El pequeño y modesto convento que parecía agazapado en el frondoso bosque de Compiegne, rodeando al castillo, no tenía nada que ver con el esplendor y la pompa de la corte real, entregada a la francachela y a las diversiones a costa de un país explotado. Solamente de lejos oían las monjas, quienes trabajaban y rezaban detrás de las rejas de su rigurosa clausura, el sonido de las trompas de caza y las voces del placer desenfrenado de las rondas; pero, a pesar de eso, ellas fueron arrastradas en la caída de aquella corte, como si hubieran sido cómplices de sus violaciones.

En el mes de agosto del año de 1790, aparecieron por primera vez en el portón del convento los hombres de la Revolución; entraron a la fuerza y pidieron a las monjas, asustadas, en el nombre de los "derechos humanos", que abandonaran aquella "tumba de su libertad", porque afuera las llamaba el mundo. Pero ninguna de ellas abandonó la clausura.

Dos años después, golpearon de nuevo las culatas de fusil contra la puerta. A viva fuerza se echó a las carmelitas a la calle y se declaró su convento propiedad de la nación. Privadas de la bendición de la Comunidad, encontraron refugio en casas de familias que todavía no habían quitado el crucifijo de la pared.

Mientras tanto en el cercano París bailaba la plebe alrededor del patíbulo y cantaba el impetuoso estribillo de la Marsellesa, al ritmo del cuchillo que caía. El rey y la reina, condes y sacerdotes, culpables e inocentes, fueron llevados por cientos a la guillotina. Viendo esta mi-seria, tomó una decisión heroica la superiora de las monjas sin convento y ofreció a Dios su propia vida en sacrificio, si él devolvía la paz a la Iglesia de Francia. Ella formuló un acto de consagración por escrito, como un contrato con el Padre todopoderoso y todas sus hijas lo firmaron.

Dios aceptó su sacrificio. El 22 de junio de 1794 fueron arrestadas y el 13 de julio fueron llevadas a la prisión de París para los reos de estado. A pesar de su debilidad, por un viaje de tres días con las manos amarradas, no estaban por ningún motivo desanimadas. Los muros que nada más habían escuchado maldiciones y gritos hasta entonces, se estremecieron con sus cánticos religiosos. Cuatro días después se reunió la corte de justicia, que condenó a muerte a las dieciséis carmelitas.

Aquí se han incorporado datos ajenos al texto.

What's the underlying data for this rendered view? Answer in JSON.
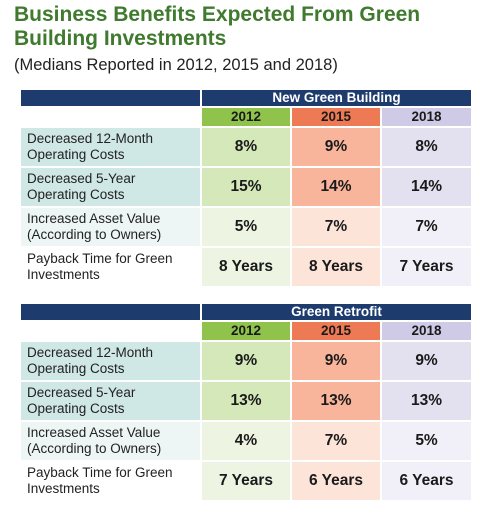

Apenas tuvieron tiempo de decir las oraciones para prepararse a bien morir, cuando se oyó en el patio el traqueteo de la carreta que las conduciría al cadalso. Viajaron hasta la barrera de Vincennes, donde esperaba el patíbulo. Más de una hora duró el viaje, porque la plebe marchaba junto a ellas. De repente cesaron las carcajadas y los gritos. Desde la carreta se escuchaba una voz, que se elevaba hacia el cielo, clara y poderosa por encima de las otras. "Salve Regina" Las condenadas a muerte cantaban, cantaban sus cánticos cotidianos del convento, como si estuvieran todavía en casa, en el pequeño claustro junto al parque de Compiegne, despreocupadas por la cercana fatalidad. Ante tal valor, hasta la escoria de las callejuelas de los suburbios, tuvo respeto. En profundo silencio pudieron terminar de cantar su oración las monjas, el Miserere, el Te Deum. Ya para entonces habían llegado al lugar del suplicio. Una monja tras otra se arrodillaba por última vez ante la priora, le pedía su bendición y subía después, sin titubear, las escaleras del patíbulo, mientras que las otras entonaban el "Veni creator" hasta que, en último lugar, la priora ponía la cabeza sobre el tronco, bajo la cuchilla.

Dios no defraudó la confianza de aquellas almas magnánimas, dispuestas al sacrificio. Por la noche del 17 de julio de 1794 ya habían muerto, la más joven de veintitrés años, la mayor de ochenta. Pero todavía no había terminado el mes, cuando cayó también la cabeza de Robespierre. Con él terminó el régimen de terror de los jacobinos. Pío X beatificó solemnemente a las carmelitas de Compiegne; su conmemoración se celebra el 24 de julio.